Business has warned chancellor Rishi Sunak not to choke off Britain’s recovery from the coronavirus pandemic with new taxes.
The call came amid fears of a new wave of redundancies as Mr Sunak scales back his Job Retention Scheme on Tuesday, with the Treasury cutting support for workers’ monthly wages from 80 to 70 per cent and requiring employers to contribute up to £312 a month for each furloughed staff member.
Labour today renewed calls for furlough – due to end altogether in November – to be extended for the worst-hit industries, like aerospace and automotive. And the British Chambers of Commerce called on the chancellor to soften the blow for employers by waiving their National Insurance contributions.
Shadow business secretary Lucy Powell voiced concern over media reports that Mr Sunak is mulling tax hikes of up to £30bn to fill the black hole in Britain’s finances left by the Covid-19 crisis.
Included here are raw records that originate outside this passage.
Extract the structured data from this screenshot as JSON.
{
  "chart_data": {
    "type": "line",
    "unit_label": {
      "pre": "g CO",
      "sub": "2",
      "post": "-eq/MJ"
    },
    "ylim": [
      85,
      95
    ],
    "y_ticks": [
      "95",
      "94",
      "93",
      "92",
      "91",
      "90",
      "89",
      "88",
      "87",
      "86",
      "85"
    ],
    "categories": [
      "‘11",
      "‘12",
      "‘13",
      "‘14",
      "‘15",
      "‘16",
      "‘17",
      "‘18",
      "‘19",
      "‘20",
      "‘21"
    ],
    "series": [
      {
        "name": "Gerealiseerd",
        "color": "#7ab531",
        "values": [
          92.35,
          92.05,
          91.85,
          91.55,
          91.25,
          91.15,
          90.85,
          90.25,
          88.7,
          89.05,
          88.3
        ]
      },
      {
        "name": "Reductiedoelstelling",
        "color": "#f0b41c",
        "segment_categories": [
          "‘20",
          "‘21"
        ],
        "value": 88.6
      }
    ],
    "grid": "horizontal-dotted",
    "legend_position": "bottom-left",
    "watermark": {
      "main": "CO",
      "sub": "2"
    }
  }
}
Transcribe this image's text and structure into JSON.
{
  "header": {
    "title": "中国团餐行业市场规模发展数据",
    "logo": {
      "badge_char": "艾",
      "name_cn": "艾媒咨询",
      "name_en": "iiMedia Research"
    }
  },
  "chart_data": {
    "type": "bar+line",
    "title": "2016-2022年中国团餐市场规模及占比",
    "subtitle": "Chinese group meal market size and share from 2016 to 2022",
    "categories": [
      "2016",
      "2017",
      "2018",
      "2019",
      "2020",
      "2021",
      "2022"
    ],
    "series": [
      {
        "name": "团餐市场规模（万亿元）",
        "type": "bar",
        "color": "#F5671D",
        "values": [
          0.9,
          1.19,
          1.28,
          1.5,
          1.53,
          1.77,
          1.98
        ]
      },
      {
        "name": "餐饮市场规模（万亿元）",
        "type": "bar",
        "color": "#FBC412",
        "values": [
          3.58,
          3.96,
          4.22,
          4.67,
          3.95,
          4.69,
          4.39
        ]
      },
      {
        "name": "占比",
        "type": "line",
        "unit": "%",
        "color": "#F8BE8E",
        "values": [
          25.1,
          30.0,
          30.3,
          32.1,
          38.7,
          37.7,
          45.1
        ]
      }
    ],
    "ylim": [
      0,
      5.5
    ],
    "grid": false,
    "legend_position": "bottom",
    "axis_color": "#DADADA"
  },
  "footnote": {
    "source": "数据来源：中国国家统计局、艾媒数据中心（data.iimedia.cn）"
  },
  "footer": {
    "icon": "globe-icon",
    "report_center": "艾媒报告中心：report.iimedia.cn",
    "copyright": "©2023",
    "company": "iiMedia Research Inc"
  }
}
The chancellor’s focus now should be on “keeping people in work and protecting viable businesses”, not balancing the books, she said.
Chief secretary to the Treasury Stephen Barclay refused to discuss his boss’s plans, but did not rule out the possibility of tax rises.
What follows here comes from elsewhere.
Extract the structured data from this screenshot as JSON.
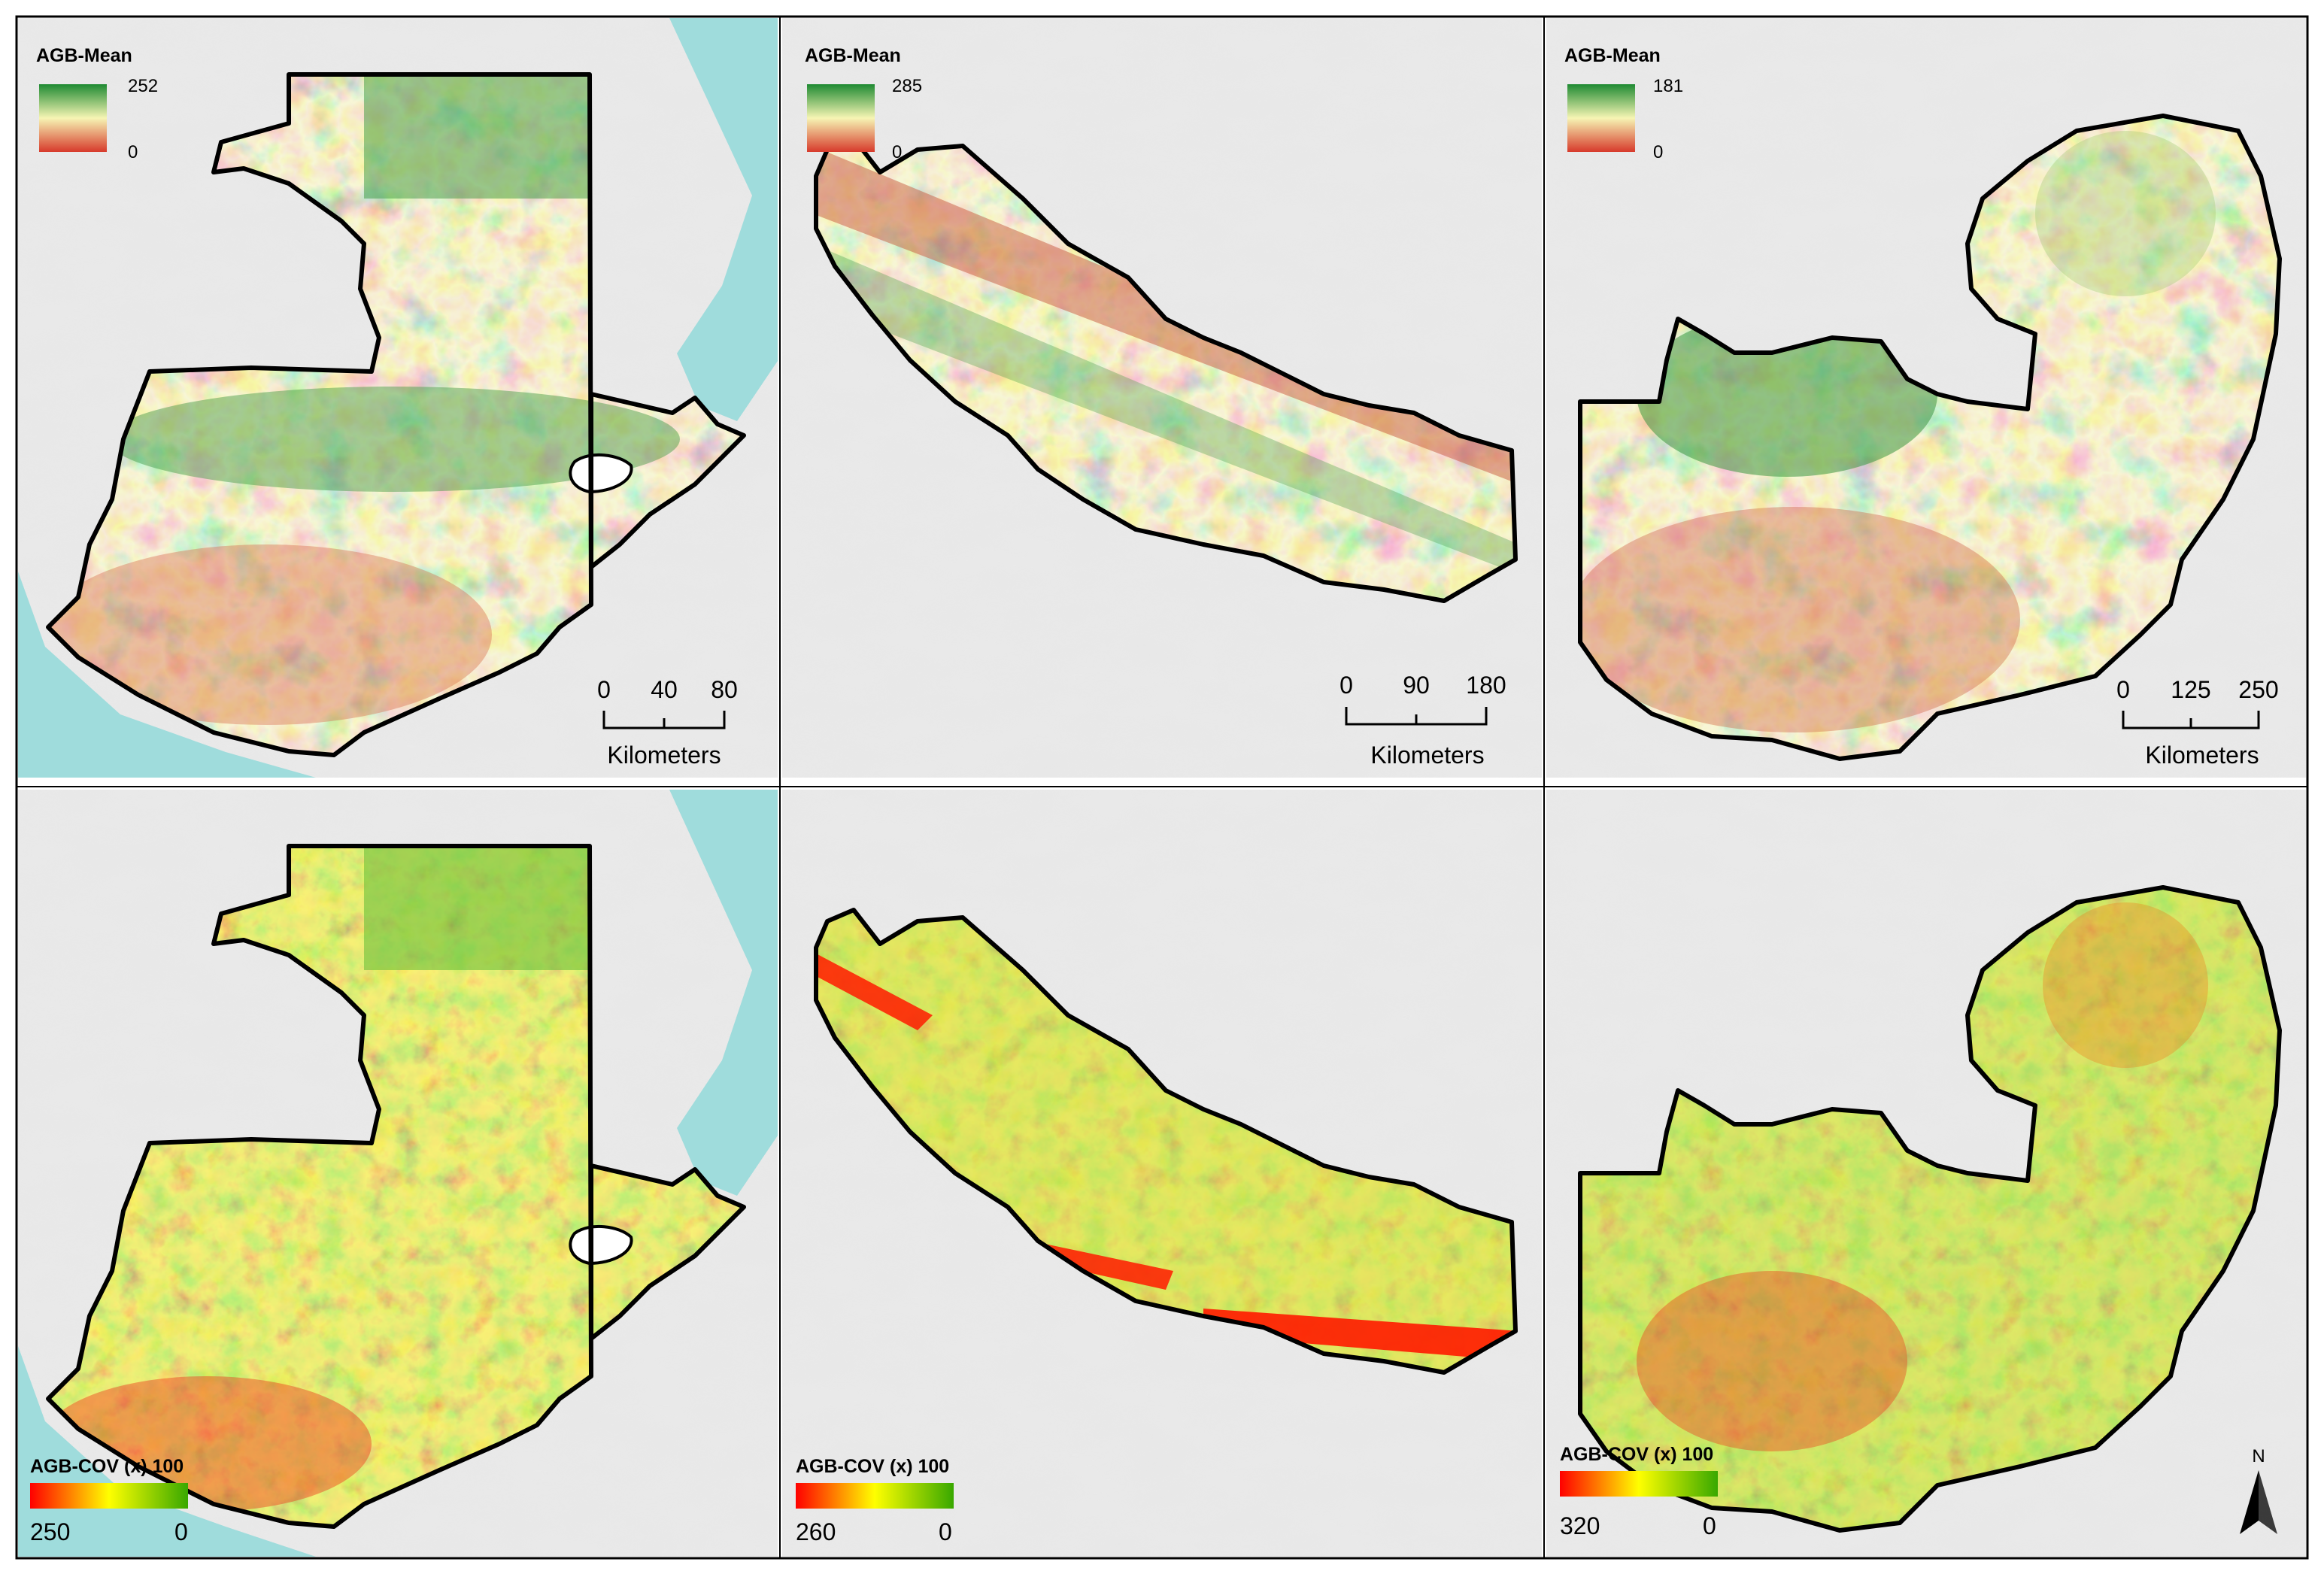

The Sunday Times reported that corporation tax could rise from 19 to 24 per cent at a cost to business of £12bn, while capital gains could be levied at the same rate as income tax.
Dr Marshall warned that piling taxes on businesses would be “a really damaging mistake”.
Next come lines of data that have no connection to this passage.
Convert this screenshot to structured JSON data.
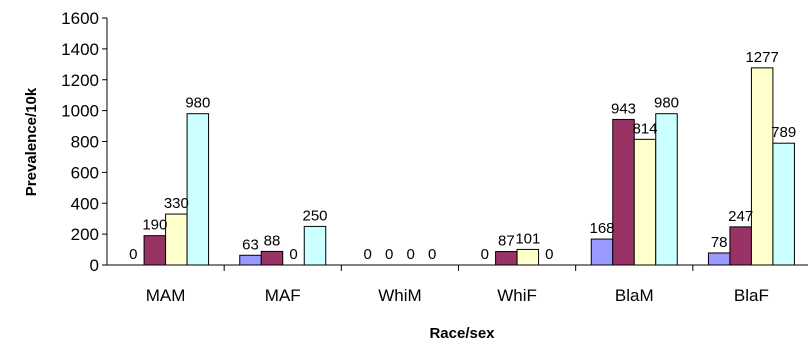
{
  "chart_data": {
    "type": "bar",
    "title": "",
    "xlabel": "Race/sex",
    "ylabel": "Prevalence/10k",
    "ylim": [
      0,
      1600
    ],
    "yticks": [
      0,
      200,
      400,
      600,
      800,
      1000,
      1200,
      1400,
      1600
    ],
    "grid": false,
    "legend": "none",
    "categories": [
      "MAM",
      "MAF",
      "WhiM",
      "WhiF",
      "BlaM",
      "BlaF"
    ],
    "series": [
      {
        "color": "#9999ff",
        "values": [
          0,
          63,
          0,
          0,
          168,
          78
        ]
      },
      {
        "color": "#993366",
        "values": [
          190,
          88,
          0,
          87,
          943,
          247
        ]
      },
      {
        "color": "#ffffcc",
        "values": [
          330,
          0,
          0,
          101,
          814,
          1277
        ]
      },
      {
        "color": "#ccffff",
        "values": [
          980,
          250,
          0,
          0,
          980,
          789
        ]
      }
    ]
  }
}
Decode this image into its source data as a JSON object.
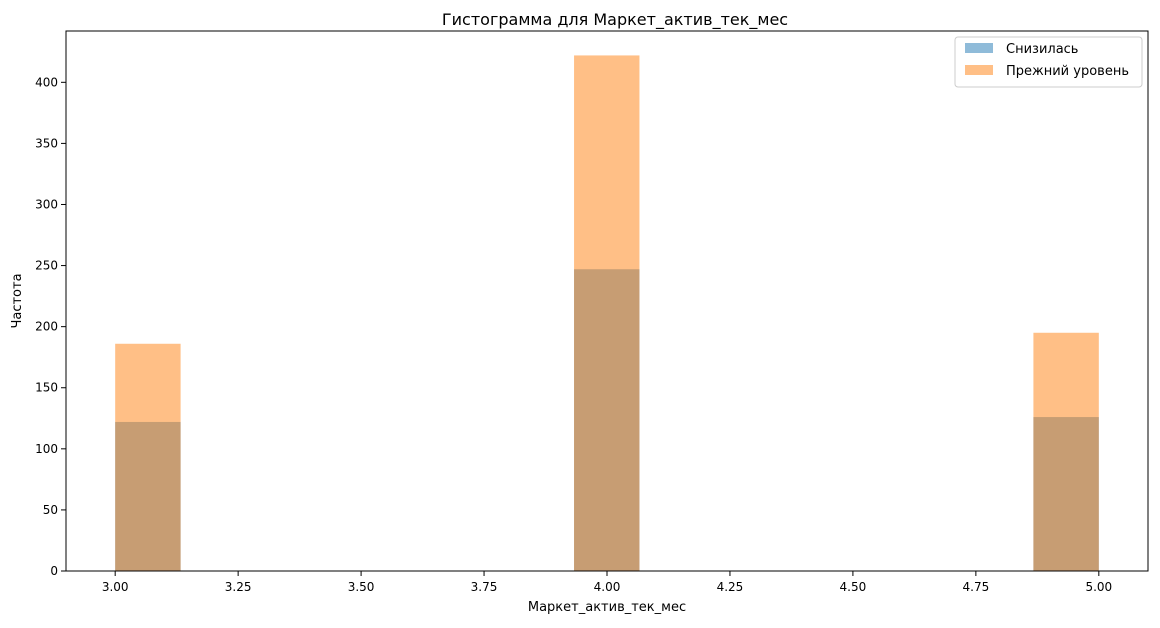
{
  "chart_data": {
    "type": "bar",
    "title": "Гистограмма для Маркет_актив_тек_мес",
    "xlabel": "Маркет_актив_тек_мес",
    "ylabel": "Частота",
    "xlim": [
      2.9,
      5.1
    ],
    "ylim": [
      0,
      442
    ],
    "bin_width": 0.133,
    "xticks": [
      3.0,
      3.25,
      3.5,
      3.75,
      4.0,
      4.25,
      4.5,
      4.75,
      5.0
    ],
    "xtick_labels": [
      "3.00",
      "3.25",
      "3.50",
      "3.75",
      "4.00",
      "4.25",
      "4.50",
      "4.75",
      "5.00"
    ],
    "yticks": [
      0,
      50,
      100,
      150,
      200,
      250,
      300,
      350,
      400
    ],
    "ytick_labels": [
      "0",
      "50",
      "100",
      "150",
      "200",
      "250",
      "300",
      "350",
      "400"
    ],
    "grid": false,
    "legend_position": "top-right",
    "series": [
      {
        "name": "Снизилась",
        "color": "#1f77b4",
        "opacity": 0.5,
        "bins": [
          {
            "x_start": 3.0,
            "value": 122
          },
          {
            "x_start": 3.933,
            "value": 247
          },
          {
            "x_start": 4.867,
            "value": 126
          }
        ]
      },
      {
        "name": "Прежний уровень",
        "color": "#ff7f0e",
        "opacity": 0.5,
        "bins": [
          {
            "x_start": 3.0,
            "value": 186
          },
          {
            "x_start": 3.933,
            "value": 422
          },
          {
            "x_start": 4.867,
            "value": 195
          }
        ]
      }
    ]
  }
}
He told Times Radio’s G&T programme that by doing this, “you tell them that it’s not a good environment to invest in, it’s not a good environment to take a risk, you will hamstring the recovery”.
And he said: ”I very much hope that this is the Treasury flying kites rather than settling policy, because we do not want to make a choice between a strong recovery with lots of investment and risk-taking by businesspeople or a short-term repair of the public finances.
“Let’s nurture the embers of that recovery first and then repair the public finances, not get them the wrong way around.”
Offering employers a National Insurance contribution holiday would cut 14 per cent off the cost of wages, he said, adding: “I’d much rather see businesses paying people salaries than paying the Revenue during an uncertain period ahead.”
Ms Powell said Sunak should be considering extending furlough for targeted sectors of the economy, in a way which has been done in France and Germany, where schemes are set to run at least until the end of 2021.
“If you look at aerospace or automotive industries, for example, they’ve had they’ve had no sort of support of that kind yet,” she told Times Radio.
“They’ve seen the absolute floor drop out of their sectors and their businesses.
“We’ve seen the Eat Out to Help Out scheme (for restaurants), we saw a £3bn demand stimulus for the housing market with the stamp duty cuts, even though the housing market wasn’t really one of those sectors most acutely affected.
“Yet there are some other key sectors like aerospace and automotive – good decent employers with jobs outside the London bubble where if those jobs go those communities will probably never recover from it – where we could be seeing more sectoral support, like France and Germany are offering to their automotive and aerospace sectors.”
Saving jobs now rather than withdrawing support prematurely would help Mr Sunak balance the books in future years, she said.
“The main priority should be how can we protect the public finances over the next two, three or four years and the single biggest determinant of that by a million miles is whether you’re forking out, week on week, month on month, lots of money on unemployment benefits and also seeing your tax revenues going down because you’ve got high unemployment,” she said.
“That’s the thing we should be really focusing on.”
Reports suggested that the Treasury is also considering cuts in pension tax relief, an end to “triple lock” protection for pensions, fuel duty hikes, a revamped inheritance tax or the introduction of an online sales tax to help meet the cost of Covid.
But 10 Downing Street was said to be resisting increases in the tax burden, calling instead for cuts in spending to reduce the black hole in the nation’s books.
But Ms Powell warned against “bringing back austerity”.
“We know the impact of that, which is a stagnant economy over a long time,” she said. “You can’t cut your way out of a recession and you certainly can’t be cutting public services, health and education, at a time of crisis like this.”
Mr Barclay declined to discuss the possible content of Mr Sunak’s upcoming Budget, but did not rule out the possibility of tax rises.
Asked whether Corporation Tax, once slated by Mr Sunak’s predecessor Philip Hammond for a cut to 17 per cent this year, could instead rise to 24 per cent, Mr Barclay said: “There are always a whole range of measures and as soon as one starts to say, ‘Well I rule this one out’, you’ll cherry-pick as to which ones one hasn’t done. So I’m not going to get into that.”
He told Times Radio: “The key objective within the Treasury is to get growth,” he told Times Radio. “That’s what we’ve been focused on.
“There’s then a balance between the other three moving parts of debt, of spending, feeding into that and tax and what’s your trade off then between your spending measures and your tax measures. But the real objective is to reduce the economic scarring from Covid.”
Treasury sources said they do not comment on what may or may not be in the upcoming Budget.